Good advice from BKB from picturesque Oregon for our Food Storage Article Contest! And it’s something I don’t cover enough:
State of Mind
“If I could give just one piece of advice…uh, what were we talking about?…Oh yeah, food storage.”
Most of us never forget to eat or go to work. We manage to juggle crazy, out-of-control lives with never enough time or money, and still succeed. Yet somehow the idea of putting a little food and money aside for the inevitable, rarely crosses our minds. Maybe we don’t want to be depressed by thinking about the different scenarios that might threaten to starve us to death. The fact is that we will all face a calamity, whether individually, locally or globally, we will have our own gut check. Surviving and thriving through the crisis will depend on the preparations we make now.
What’s my advice? Don’t be ignorant to your situation, threats to your safety, and the remedies that will save you. The first priority is to be aware. What do you have in the cupboard? If it is an old can of tomato soup and a handful of single serving taco sauce packets, you have a problem.

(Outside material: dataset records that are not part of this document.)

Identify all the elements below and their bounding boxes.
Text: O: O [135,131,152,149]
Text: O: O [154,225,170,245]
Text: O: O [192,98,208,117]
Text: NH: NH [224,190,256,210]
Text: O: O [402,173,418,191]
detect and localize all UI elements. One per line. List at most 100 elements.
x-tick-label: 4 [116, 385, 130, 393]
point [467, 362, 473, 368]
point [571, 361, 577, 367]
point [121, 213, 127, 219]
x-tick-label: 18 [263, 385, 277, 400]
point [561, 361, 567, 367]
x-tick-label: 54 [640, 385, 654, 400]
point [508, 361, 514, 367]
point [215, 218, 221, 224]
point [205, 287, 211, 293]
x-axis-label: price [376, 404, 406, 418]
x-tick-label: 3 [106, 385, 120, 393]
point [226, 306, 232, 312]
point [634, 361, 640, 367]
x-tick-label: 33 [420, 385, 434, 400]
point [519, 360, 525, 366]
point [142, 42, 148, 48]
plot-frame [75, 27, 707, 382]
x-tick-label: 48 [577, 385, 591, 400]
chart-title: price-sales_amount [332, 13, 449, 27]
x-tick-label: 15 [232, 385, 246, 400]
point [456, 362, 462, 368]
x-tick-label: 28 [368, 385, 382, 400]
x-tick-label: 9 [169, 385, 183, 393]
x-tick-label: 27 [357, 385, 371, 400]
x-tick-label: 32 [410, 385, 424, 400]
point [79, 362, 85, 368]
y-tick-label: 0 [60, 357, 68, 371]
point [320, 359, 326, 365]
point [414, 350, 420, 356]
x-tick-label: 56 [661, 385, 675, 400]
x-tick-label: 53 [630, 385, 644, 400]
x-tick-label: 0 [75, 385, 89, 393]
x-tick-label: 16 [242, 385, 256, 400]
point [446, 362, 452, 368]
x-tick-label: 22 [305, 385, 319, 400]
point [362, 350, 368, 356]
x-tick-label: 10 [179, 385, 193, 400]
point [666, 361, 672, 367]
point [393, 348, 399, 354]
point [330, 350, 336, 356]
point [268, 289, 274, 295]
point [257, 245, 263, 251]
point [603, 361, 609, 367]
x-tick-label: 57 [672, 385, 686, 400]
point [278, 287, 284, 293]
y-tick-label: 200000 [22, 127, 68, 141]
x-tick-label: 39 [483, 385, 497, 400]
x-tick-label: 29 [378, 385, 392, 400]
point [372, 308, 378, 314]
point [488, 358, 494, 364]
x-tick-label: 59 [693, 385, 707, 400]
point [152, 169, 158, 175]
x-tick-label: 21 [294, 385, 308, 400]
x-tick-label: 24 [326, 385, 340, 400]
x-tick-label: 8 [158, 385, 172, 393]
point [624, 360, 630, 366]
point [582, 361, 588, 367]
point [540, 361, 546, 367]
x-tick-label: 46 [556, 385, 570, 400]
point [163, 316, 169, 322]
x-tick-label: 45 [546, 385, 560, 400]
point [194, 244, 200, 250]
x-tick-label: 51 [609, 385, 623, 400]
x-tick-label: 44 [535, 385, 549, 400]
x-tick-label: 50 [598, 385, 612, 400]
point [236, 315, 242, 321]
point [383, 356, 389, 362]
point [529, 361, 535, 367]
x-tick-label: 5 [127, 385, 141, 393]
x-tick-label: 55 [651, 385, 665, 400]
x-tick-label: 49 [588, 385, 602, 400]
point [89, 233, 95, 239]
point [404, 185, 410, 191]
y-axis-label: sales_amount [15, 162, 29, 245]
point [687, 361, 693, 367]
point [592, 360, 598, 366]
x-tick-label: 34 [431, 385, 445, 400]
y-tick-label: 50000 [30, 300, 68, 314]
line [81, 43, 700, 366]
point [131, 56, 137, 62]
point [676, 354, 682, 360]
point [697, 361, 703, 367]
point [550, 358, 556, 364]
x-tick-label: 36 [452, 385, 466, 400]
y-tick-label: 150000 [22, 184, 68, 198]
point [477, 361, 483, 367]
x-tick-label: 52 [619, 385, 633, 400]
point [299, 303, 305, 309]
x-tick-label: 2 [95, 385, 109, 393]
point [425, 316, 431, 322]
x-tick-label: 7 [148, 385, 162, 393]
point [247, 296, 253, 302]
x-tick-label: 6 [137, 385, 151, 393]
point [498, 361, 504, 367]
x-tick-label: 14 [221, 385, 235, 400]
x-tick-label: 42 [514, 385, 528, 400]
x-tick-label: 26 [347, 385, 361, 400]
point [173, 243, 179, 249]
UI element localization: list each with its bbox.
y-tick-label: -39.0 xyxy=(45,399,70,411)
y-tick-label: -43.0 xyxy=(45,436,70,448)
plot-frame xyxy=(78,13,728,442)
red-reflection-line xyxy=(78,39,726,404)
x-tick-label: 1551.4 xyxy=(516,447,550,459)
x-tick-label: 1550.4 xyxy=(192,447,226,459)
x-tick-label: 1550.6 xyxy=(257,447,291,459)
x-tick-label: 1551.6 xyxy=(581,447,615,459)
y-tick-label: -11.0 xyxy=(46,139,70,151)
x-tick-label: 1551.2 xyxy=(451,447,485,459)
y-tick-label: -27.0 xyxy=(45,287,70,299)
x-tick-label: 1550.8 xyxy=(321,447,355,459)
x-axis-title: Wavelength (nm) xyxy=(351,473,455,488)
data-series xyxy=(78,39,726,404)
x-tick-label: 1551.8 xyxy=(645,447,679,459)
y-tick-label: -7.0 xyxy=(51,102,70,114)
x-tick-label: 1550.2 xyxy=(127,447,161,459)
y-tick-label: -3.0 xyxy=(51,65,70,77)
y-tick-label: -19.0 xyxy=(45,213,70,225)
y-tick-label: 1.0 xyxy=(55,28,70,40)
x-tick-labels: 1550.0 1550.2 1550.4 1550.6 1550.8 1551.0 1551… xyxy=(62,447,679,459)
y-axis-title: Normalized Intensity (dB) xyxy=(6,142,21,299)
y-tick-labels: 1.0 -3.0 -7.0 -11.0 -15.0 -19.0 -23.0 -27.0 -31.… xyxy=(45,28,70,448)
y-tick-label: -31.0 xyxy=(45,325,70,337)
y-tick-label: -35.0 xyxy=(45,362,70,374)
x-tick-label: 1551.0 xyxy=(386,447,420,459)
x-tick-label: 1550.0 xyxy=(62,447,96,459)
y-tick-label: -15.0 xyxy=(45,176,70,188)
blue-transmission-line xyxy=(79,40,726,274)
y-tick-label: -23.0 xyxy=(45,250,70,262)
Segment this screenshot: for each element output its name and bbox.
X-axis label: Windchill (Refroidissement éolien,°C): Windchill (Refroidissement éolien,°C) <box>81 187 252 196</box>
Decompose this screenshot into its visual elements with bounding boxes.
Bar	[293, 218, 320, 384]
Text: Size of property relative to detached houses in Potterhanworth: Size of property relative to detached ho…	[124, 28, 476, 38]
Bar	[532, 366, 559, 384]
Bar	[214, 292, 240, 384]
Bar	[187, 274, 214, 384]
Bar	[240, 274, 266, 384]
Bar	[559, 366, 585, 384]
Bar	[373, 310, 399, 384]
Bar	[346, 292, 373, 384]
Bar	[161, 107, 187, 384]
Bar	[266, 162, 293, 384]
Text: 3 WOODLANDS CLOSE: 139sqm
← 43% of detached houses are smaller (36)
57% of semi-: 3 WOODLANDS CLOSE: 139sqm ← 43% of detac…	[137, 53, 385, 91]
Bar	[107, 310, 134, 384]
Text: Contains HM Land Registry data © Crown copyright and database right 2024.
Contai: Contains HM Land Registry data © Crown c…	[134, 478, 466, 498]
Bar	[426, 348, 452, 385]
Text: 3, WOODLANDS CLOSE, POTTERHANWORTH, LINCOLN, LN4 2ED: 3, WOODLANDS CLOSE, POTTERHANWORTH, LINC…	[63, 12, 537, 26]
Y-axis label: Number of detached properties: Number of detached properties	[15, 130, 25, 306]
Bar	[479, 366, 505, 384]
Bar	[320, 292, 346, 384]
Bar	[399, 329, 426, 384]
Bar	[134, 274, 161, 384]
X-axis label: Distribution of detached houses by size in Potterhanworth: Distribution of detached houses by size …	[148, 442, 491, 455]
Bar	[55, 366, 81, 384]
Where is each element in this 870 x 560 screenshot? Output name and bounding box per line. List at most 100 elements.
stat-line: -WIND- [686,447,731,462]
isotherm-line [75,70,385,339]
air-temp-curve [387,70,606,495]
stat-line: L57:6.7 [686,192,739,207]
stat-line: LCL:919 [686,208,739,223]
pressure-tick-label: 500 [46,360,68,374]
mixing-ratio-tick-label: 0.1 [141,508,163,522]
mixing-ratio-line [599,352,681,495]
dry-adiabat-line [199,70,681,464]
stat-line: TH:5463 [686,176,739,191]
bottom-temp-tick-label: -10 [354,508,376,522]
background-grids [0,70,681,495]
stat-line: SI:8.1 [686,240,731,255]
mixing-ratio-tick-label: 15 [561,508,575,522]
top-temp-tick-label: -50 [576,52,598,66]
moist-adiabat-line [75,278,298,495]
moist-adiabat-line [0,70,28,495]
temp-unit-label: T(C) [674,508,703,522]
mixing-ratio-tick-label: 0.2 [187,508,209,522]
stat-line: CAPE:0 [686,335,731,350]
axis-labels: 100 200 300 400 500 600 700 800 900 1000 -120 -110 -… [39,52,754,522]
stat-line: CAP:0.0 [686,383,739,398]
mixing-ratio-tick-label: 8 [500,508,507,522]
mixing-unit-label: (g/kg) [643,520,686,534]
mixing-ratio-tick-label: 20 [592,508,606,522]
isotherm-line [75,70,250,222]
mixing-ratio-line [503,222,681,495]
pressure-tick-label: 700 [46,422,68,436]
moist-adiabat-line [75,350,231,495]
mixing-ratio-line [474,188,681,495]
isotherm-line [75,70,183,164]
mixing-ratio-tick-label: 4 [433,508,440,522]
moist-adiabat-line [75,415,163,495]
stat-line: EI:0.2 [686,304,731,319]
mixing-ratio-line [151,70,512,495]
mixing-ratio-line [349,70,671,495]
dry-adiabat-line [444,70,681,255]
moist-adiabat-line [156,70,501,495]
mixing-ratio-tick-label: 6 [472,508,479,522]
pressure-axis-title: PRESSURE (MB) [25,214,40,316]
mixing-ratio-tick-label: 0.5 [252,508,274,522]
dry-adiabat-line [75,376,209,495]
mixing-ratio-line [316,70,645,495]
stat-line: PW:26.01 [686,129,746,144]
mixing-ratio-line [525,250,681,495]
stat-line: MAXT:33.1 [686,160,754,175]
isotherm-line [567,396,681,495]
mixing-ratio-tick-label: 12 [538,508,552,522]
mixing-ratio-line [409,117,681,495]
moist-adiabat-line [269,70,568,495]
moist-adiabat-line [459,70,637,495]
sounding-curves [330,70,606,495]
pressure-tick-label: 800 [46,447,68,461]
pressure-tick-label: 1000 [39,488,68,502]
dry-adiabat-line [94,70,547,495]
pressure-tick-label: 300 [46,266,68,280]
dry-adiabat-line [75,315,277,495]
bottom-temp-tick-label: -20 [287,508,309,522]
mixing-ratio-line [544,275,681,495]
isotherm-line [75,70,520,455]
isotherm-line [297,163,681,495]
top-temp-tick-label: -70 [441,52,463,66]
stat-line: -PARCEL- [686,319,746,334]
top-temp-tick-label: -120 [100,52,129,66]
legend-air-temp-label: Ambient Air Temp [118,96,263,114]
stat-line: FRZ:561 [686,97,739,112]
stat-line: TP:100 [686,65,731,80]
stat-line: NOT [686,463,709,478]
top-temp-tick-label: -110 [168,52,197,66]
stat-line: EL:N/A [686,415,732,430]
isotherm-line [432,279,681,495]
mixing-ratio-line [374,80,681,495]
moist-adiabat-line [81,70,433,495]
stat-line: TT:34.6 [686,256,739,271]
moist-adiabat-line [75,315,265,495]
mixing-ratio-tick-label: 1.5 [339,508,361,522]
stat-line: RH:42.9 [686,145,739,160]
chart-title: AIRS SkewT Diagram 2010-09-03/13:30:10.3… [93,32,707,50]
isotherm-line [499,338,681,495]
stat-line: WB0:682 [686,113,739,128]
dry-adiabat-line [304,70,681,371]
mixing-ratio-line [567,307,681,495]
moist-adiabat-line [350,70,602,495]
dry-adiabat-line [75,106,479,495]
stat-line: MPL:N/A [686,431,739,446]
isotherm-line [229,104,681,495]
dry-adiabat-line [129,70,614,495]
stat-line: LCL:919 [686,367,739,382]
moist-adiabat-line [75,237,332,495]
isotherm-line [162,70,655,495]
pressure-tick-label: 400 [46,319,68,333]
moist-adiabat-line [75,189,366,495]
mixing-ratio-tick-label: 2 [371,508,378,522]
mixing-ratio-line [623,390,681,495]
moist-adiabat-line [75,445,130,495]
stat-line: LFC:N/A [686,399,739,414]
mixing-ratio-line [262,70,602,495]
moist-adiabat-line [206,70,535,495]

Pay attention to current events, economic trends and political changes. As grimy and distasteful as politics and world news may be, it is important to be informed.
In this modern age, we are running full tilt, putting all of our trust in electronics. Until this system crashes, use it to educate you and your family.
Listen to your crazy family members, read what the survivalists have to say about what they know. Use the internet and access the newest developments and products; putting up peaches in glass jars, like grandma once did, may not be helpful. Don’t try to reinvent the wheel. There are smarter, and better prepared, people out there than you and I; use them. Be educated and develop an opinion.
Make a plan to do something. Buy an extra can of spaghetti sauce or build the bomb shelter under the rose beds; doing something as frequently as possible is the key. Coupon clipping has helped hundreds of families collect a year supply of household items in a hurry and stay in budget. Copy canning, buying extra of what you use everyday, is a painless way to get started. Another tip: if you skip straight to digging a bomb shelter, you might as well take your last breath and cover yourself in the dirt.
Preparedness is a state of mind. It starts with being aware of your surroundings and the world we live in. Anticipating the problems and preparing to deal with them is as much a mental game as it is a physical one. Once you condition yourself to visualize the need, you will incorporate being prepared into your life. Food storage, you ask? No problem.